Landlord’s questions, as to how many times the provider and Tenant met, the length of the visits and whether a physical exam occurred exceeded the reasonable inquiry to which the Landlord was entitled.  Landlord appealed.

Appeals Court
  1. For the Plaintiff to prevail on a failure to accommodate claim, Plaintiff must establish:
    1. Plaintiff is a person with a disability within the meaning of the FHA;
    2. The Plaintiff requested a reasonable accommodation for the disability;
    3. The requested accommodation was necessary to afford the Plaintiff an opportunity to use and enjoy the dwelling; and
    4. The Defendant refused to make the accommodation.
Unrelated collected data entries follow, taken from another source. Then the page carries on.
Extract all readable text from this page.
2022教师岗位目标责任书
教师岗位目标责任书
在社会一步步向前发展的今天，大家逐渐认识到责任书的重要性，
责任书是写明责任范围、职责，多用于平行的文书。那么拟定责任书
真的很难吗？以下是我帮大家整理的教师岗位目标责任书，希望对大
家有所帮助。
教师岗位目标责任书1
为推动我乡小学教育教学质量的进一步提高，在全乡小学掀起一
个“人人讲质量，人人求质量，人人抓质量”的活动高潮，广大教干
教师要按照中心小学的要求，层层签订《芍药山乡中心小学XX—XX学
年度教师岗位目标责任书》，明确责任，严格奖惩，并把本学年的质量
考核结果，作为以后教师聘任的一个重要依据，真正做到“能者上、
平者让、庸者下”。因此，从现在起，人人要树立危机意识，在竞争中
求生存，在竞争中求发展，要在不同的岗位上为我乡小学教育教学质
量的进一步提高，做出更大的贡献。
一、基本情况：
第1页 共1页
  2. The request for an accommodation “necessarily includes the ability to conduct a meaningful review” to determine whether the FHA requires the requested accommodation;
  3. Landlord was correct that it was not given enough information to make a meaningful review, in that the request and letter:
    1. Identified no disability; and
    2. Identifies no limitations or symptoms of the disability.
  4. These failures in the letter justified the Landlord trying to open a dialogue with Tenant and requesting more information.
  5. “Without information about Tenant’s disability and disability-related need for the animal, Landlord could not meaningfully review Tenant’s request.” Therefore, trial court decision was reversed.